We become like the gods we worship. And when we reduce God we reduce what God wants to do in our lives. We were made in his image and his goal for us is to make us into the image of his son Jesus Christ. That's who he wants us to be like.
When I was a kid growing up my idols were baseball players and I had a few players that I really wanted to be like. And I watched them on TV and practiced their stance at the plate and tried to catch and throw the ball like they did on the field. And I would copy their mannerisms. They were my childhood "idols" and I wanted to be like them. God wants us to be like his son. The problem is we want God to be more like us. And that's why we are constantly reducing him by mental or metal images.
When I've done something wrong, committed some sin and I'm feeling the burden of guilt. I don't want to confess and ask God forgiveness. At least not right away. The first thing I want to do is justify my behavior. Get God to ignore his holiness and sign off that what I did was okay. It was no big deal. Everybody does and a lot worse. I try to reduce and get him to live by terms. But God says, "No way. I won't play those games. You can either live with guilt and eventual discipline. Or you can bow your knee and admit I'm right, confess your sin and be forgiven. And I love him for that. I love him that he won't let me talk him into being anything less than he really is. That's the only way I can become what he wants me to become.

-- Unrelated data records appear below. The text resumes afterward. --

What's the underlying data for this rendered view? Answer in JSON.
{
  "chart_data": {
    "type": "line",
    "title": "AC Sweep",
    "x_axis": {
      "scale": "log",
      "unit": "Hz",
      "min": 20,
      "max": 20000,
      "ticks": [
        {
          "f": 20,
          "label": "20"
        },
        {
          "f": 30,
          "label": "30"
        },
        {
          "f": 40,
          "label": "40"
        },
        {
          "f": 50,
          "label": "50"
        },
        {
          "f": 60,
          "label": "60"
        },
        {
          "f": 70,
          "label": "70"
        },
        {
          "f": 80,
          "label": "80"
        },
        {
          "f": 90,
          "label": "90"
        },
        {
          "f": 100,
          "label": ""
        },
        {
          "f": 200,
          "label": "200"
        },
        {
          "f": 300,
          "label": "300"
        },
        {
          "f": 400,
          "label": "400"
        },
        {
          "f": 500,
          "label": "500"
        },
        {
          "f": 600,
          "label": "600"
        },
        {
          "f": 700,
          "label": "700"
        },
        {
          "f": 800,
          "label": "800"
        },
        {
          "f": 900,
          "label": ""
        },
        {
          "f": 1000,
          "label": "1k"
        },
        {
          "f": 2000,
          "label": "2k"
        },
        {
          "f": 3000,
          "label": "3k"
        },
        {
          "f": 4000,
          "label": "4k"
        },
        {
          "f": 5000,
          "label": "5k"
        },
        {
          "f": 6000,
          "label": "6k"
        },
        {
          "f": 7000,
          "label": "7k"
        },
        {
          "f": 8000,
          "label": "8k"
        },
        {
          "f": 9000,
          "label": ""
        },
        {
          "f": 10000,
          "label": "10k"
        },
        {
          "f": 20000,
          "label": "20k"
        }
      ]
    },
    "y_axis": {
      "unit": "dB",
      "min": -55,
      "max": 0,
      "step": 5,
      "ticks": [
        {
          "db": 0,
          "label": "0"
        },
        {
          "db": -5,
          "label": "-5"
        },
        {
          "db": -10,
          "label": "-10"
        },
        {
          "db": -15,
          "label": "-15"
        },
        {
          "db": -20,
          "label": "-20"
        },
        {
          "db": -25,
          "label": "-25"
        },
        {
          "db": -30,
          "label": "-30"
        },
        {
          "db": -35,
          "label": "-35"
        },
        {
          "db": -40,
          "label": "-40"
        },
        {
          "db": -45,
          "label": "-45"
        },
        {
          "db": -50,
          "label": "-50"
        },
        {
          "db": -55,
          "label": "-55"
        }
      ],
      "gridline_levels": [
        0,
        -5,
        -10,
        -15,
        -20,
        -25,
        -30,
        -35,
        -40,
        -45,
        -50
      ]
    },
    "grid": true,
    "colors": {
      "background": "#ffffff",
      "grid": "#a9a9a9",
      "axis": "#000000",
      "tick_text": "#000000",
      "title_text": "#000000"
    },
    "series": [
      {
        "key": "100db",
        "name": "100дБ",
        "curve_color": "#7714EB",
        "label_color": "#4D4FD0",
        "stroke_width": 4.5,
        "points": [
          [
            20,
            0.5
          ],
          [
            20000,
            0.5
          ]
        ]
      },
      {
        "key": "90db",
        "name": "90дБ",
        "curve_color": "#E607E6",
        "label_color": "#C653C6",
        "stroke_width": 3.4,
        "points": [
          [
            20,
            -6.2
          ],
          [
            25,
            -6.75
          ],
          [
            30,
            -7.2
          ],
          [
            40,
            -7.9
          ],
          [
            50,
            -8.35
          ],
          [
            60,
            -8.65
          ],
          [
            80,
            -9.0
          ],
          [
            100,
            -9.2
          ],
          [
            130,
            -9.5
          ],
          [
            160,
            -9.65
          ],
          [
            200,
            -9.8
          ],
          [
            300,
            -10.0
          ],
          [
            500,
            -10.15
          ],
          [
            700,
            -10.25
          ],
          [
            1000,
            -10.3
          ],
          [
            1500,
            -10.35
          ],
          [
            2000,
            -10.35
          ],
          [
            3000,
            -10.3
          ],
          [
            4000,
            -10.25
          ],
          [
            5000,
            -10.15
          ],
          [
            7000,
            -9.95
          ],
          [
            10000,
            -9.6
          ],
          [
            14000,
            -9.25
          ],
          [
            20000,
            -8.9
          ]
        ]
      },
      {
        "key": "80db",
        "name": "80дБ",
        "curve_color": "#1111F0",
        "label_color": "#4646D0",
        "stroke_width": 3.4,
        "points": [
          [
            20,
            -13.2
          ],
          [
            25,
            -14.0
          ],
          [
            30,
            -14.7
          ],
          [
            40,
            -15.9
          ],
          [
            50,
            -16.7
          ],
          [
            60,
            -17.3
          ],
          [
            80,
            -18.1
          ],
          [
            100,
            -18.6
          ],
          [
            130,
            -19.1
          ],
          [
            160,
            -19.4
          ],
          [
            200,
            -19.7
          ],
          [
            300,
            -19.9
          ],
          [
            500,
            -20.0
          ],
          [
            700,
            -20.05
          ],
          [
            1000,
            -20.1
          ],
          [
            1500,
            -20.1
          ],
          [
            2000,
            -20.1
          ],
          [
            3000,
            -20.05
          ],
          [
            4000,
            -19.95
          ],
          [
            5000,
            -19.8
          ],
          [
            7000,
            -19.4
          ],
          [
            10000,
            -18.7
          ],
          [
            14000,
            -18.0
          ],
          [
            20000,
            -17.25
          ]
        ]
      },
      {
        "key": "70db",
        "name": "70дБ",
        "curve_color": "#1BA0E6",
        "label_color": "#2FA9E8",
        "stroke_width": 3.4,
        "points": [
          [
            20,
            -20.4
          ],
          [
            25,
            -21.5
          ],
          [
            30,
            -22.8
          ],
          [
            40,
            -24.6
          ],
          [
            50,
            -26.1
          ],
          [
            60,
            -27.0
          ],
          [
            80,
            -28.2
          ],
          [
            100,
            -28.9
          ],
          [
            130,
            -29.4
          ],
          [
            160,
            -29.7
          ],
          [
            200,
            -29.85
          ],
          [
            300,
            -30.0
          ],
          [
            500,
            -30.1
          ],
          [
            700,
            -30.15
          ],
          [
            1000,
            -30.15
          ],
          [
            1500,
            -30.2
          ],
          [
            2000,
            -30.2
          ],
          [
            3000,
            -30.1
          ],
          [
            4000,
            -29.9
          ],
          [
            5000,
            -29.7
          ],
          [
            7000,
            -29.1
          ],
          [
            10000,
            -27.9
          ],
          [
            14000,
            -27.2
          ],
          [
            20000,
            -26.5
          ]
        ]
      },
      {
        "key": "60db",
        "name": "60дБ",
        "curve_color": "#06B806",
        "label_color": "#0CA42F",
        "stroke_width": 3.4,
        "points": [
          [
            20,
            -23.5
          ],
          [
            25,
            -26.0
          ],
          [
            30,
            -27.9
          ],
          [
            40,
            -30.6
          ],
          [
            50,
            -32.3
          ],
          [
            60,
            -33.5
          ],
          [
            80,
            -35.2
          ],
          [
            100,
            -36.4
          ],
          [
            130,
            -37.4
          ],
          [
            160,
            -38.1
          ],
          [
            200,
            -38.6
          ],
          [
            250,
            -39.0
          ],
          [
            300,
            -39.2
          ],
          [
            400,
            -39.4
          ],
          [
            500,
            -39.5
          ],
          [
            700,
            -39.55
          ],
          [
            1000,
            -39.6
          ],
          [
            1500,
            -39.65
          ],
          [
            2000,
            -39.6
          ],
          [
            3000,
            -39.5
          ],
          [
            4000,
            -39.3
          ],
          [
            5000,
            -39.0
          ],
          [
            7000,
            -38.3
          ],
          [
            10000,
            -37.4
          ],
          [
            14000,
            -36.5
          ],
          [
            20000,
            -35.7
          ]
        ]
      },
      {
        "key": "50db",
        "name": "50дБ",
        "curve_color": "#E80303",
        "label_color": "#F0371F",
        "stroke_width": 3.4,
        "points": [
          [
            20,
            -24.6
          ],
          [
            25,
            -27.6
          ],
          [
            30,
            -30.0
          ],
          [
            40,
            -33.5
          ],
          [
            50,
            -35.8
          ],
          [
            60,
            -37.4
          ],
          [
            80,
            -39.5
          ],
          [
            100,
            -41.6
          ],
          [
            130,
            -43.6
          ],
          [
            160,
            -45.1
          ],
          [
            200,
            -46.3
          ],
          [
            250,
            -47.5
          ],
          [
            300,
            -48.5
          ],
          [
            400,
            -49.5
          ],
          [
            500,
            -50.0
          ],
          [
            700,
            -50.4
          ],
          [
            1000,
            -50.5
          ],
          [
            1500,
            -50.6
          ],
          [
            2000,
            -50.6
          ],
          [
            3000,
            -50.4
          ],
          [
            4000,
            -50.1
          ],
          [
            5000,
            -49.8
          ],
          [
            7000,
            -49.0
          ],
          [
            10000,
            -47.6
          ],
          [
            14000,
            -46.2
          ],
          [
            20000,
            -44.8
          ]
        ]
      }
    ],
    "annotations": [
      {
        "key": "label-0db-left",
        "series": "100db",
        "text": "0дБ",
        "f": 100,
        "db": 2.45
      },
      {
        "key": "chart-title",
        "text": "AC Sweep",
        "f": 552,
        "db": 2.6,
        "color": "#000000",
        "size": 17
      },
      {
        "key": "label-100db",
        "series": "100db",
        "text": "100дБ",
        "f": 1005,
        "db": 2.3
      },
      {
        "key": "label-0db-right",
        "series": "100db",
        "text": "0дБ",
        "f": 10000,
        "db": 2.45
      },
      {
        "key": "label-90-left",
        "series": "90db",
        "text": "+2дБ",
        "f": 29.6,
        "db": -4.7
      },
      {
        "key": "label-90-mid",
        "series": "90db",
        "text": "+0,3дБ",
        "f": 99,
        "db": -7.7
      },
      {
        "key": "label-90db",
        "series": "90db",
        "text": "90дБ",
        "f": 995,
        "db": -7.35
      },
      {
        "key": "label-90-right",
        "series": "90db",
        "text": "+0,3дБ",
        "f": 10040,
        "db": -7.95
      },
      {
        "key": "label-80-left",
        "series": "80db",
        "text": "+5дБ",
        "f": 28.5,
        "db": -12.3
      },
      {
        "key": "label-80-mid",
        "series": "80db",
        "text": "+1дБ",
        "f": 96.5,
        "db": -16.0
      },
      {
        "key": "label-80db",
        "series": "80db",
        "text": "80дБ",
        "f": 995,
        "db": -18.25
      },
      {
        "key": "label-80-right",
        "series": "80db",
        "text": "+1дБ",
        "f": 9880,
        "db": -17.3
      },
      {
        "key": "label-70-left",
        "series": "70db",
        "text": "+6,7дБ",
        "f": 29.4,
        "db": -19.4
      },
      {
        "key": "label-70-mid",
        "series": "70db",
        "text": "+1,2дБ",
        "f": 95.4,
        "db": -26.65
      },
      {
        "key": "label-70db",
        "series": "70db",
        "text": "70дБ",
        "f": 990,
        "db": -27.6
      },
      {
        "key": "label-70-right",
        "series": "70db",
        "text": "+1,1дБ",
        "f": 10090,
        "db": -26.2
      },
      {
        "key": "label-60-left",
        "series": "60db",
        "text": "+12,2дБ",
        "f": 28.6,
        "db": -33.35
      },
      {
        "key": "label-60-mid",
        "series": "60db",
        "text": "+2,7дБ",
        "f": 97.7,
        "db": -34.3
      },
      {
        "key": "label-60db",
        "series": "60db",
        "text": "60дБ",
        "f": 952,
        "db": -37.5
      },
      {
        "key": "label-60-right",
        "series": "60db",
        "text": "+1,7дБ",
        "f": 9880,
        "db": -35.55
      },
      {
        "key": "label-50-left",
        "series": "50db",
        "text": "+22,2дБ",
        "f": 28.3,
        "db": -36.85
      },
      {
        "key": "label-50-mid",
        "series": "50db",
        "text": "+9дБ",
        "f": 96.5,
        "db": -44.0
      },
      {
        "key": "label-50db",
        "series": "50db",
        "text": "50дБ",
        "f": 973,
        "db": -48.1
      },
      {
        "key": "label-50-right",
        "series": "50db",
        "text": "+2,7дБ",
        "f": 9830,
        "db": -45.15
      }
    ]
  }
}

God knows how our minds work and that's why he wants us to have an imageless worship. He wants our spiritual life to grow into our understanding of who he really is. "Don't limit me," he says. "And don't limit your growth in me."
What comes into our minds when we think about God is the most important thing about us. And has implications, God says, for the generations that will follow. The stakes are high for you and for your kids. Our children will be profoundly affected by the way we view our God. Let's not pass on a yellowed, snap shot of one aspect of God. Let's pass on a full photo album of who he really is. You shall not make for yourself an idol in the form of anything in heaven above or on the earth beneath or in the waters below.